Mme Boisvert indique que de nombreux travailleurs, qui ont conservé leur emploi pendant la pandémie, ont pu économiser d’énormes sommes d’argent pendant cette période. À mesure que la normale revenait, les dépenses aussi, comme les voyages, et les sorties au restaurant.

«Il y a un élément de comparaison avec ce qu’ils ont pu mettre de côté il y a quelques années, expose-t-elle. Maintenant, ils ont l’impression d’avoir franchi un stade plus élevé.»

La comparaison avec les autres joue également un rôle dans la culpabilité liée à l’épargne, souligne Jessica Moorhouse, experte financière et animatrice du balado «More Money». Même si les comparaisons ne sont pas nouvelles, les réseaux sociaux ont aggravé la situation, dit-elle.
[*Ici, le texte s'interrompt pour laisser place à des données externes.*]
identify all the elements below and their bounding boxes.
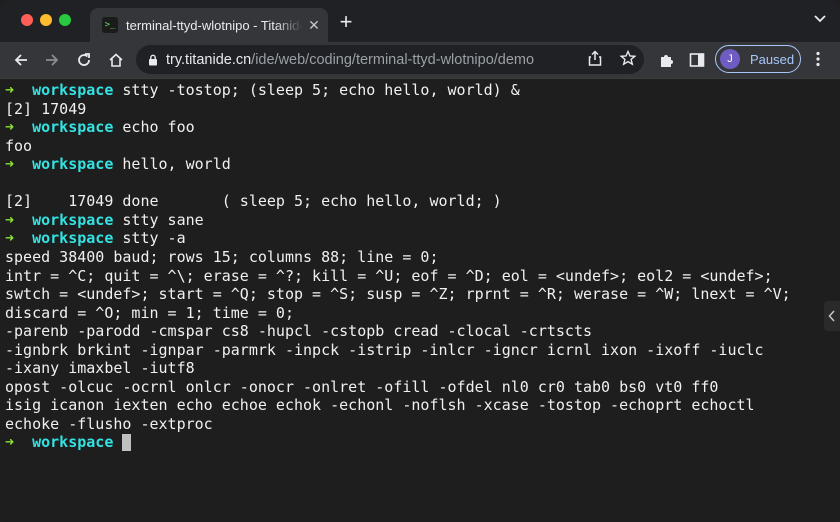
terminal-output-line: swtch = <undef>; start = ^Q; stop = ^S; … [5, 285, 791, 304]
terminal-output-line: intr = ^C; quit = ^\; erase = ^?; kill =… [5, 266, 773, 285]
tab-close-icon[interactable]: ✕ [306, 17, 322, 34]
avatar: J [720, 49, 740, 69]
terminal-output-line: discard = ^O; min = 1; time = 0; [5, 303, 294, 322]
terminal-output-line: -ignbrk brkint -ignpar -parmrk -inpck -i… [5, 340, 764, 359]
url-path: /ide/web/coding/terminal-ttyd-wlotnipo/d… [251, 51, 535, 68]
maximize-window-button[interactable] [59, 14, 71, 26]
side-panel-icon [689, 53, 705, 67]
extensions-button[interactable] [655, 48, 679, 72]
prompt-arrow: ➜ [5, 118, 15, 137]
forward-button[interactable] [40, 48, 64, 72]
collapse-chevron-left-icon[interactable] [824, 301, 840, 331]
url-host: try.titanide.cn [166, 51, 252, 68]
close-window-button[interactable] [21, 14, 33, 26]
terminal-prompt-line: ➜ workspace hello, world [5, 155, 231, 173]
terminal-output[interactable]: ➜ workspace stty -tostop; (sleep 5; echo… [0, 79, 840, 522]
prompt-directory: workspace [32, 155, 114, 174]
terminal-command: echo foo [113, 118, 195, 137]
terminal-cursor [122, 434, 132, 452]
browser-window: >_ terminal-ttyd-wlotnipo - Titanide ✕ +… [0, 0, 840, 522]
terminal-prompt-line: ➜ workspace stty -a [5, 229, 186, 247]
terminal-command: stty -a [113, 229, 186, 248]
prompt-directory: workspace [32, 210, 114, 229]
terminal-output-line: -ixany imaxbel -iutf8 [5, 359, 195, 378]
terminal-prompt-line: ➜ workspace [5, 433, 132, 452]
terminal-output-line: -parenb -parodd -cmspar cs8 -hupcl -csto… [5, 322, 592, 341]
new-tab-button[interactable]: + [336, 11, 356, 33]
profile-button[interactable]: J Paused [715, 45, 801, 73]
minimize-window-button[interactable] [40, 14, 52, 26]
tab-search-chevron-icon[interactable] [814, 12, 826, 26]
reload-button[interactable] [72, 48, 96, 72]
profile-status: Paused [750, 51, 795, 67]
terminal-output-line: foo [5, 136, 33, 155]
tab-title: terminal-ttyd-wlotnipo - Titanide [126, 17, 302, 33]
bookmark-star-icon[interactable] [619, 49, 637, 71]
back-arrow-icon [14, 54, 27, 66]
watermark [448, 139, 454, 150]
forward-arrow-icon [46, 54, 59, 66]
side-panel-button[interactable] [685, 48, 709, 72]
prompt-arrow: ➜ [5, 81, 15, 99]
prompt-arrow: ➜ [5, 155, 15, 174]
reload-icon [78, 53, 90, 66]
tab-strip: >_ terminal-ttyd-wlotnipo - Titanide ✕ + [0, 0, 840, 42]
terminal-favicon-icon: >_ [102, 17, 118, 33]
terminal-output-line: speed 38400 baud; rows 15; columns 88; l… [5, 247, 439, 266]
back-button[interactable] [9, 48, 33, 72]
prompt-arrow: ➜ [5, 210, 15, 229]
address-bar[interactable]: try.titanide.cn/ide/web/coding/terminal-… [136, 45, 644, 74]
prompt-directory: workspace [32, 433, 114, 452]
browser-toolbar: try.titanide.cn/ide/web/coding/terminal-… [0, 42, 840, 79]
tab-terminal[interactable]: >_ terminal-ttyd-wlotnipo - Titanide ✕ [90, 8, 328, 42]
prompt-arrow: ➜ [5, 433, 15, 452]
terminal-command [113, 433, 122, 451]
terminal-command: stty sane [113, 210, 204, 229]
menu-kebab-icon[interactable] [816, 51, 820, 72]
prompt-directory: workspace [32, 229, 114, 248]
home-button[interactable] [104, 48, 128, 72]
terminal-command: hello, world [113, 155, 231, 174]
terminal-prompt-line: ➜ workspace stty -tostop; (sleep 5; echo… [5, 81, 520, 99]
terminal-prompt-line: ➜ workspace stty sane [5, 211, 204, 229]
home-icon [109, 53, 123, 67]
terminal-command: stty -tostop; (sleep 5; echo hello, worl… [113, 81, 520, 99]
favicon-glyph: >_ [104, 20, 116, 30]
puzzle-icon [661, 55, 673, 67]
url-text: try.titanide.cn/ide/web/coding/terminal-… [166, 52, 534, 68]
terminal-output-line: isig icanon iexten echo echoe echok -ech… [5, 396, 755, 415]
prompt-arrow: ➜ [5, 229, 15, 248]
share-icon[interactable] [588, 50, 602, 71]
lock-icon [149, 54, 157, 65]
terminal-output-line: [2] 17049 done ( sleep 5; echo hello, wo… [5, 192, 502, 211]
terminal-output-line: opost -olcuc -ocrnl onlcr -onocr -onlret… [5, 377, 719, 396]
prompt-directory: workspace [32, 118, 114, 137]
terminal-prompt-line: ➜ workspace echo foo [5, 118, 195, 136]
terminal-output-line: [2] 17049 [5, 99, 87, 118]
prompt-directory: workspace [32, 81, 114, 99]
terminal-output-line: echoke -flusho -extproc [5, 414, 213, 433]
Et cette culpabilité est souvent présente à travers les âges, peu importe à quel point les gens ont été frugaux, affirme Mme Moorhouse. 

Pour les jeunes, le sentiment de culpabilité vient du fait qu’ils n’épargnent pas suffisamment pour constituer une mise de fonds pour l’achat d’une maison. Les personnes qui ont fondé une famille se sentent coupables de ne pas avoir économisé suffisamment pour leurs enfants. Ceux qui envisagent de prendre leur retraite se sentent coupables de ne pas avoir atteint l’objectif d’épargne qu’ils s’étaient fixé.

Même s’il peut être utile d’être économe ou de réduire ses dépenses, il existe d’autres moyens d’augmenter ses économies.

Mme Boisvert mentionne que les gens devraient profiter des avantages sociaux et des programmes de contrepartie pour économiser davantage et se concentrer sur leurs objectifs à long terme.

«Cela pourrait durer une saison. Cela pourrait ne pas durer éternellement», affirme-t-elle, suggérant de suivre les progrès sur les objectifs à long terme.

Obtenir des sources de revenus créatives et diversifiées peut vous aider à augmenter votre épargne.

Mme Moorhouse a suggéré de trouver un deuxième emploi le week-end, de démarrer une activité parallèle ou même de changer d’emploi pour augmenter son salaire.

«Je dis aux gens de dépenser moins et de gagner plus. C’est ce qui fonctionne», avance-t-elle.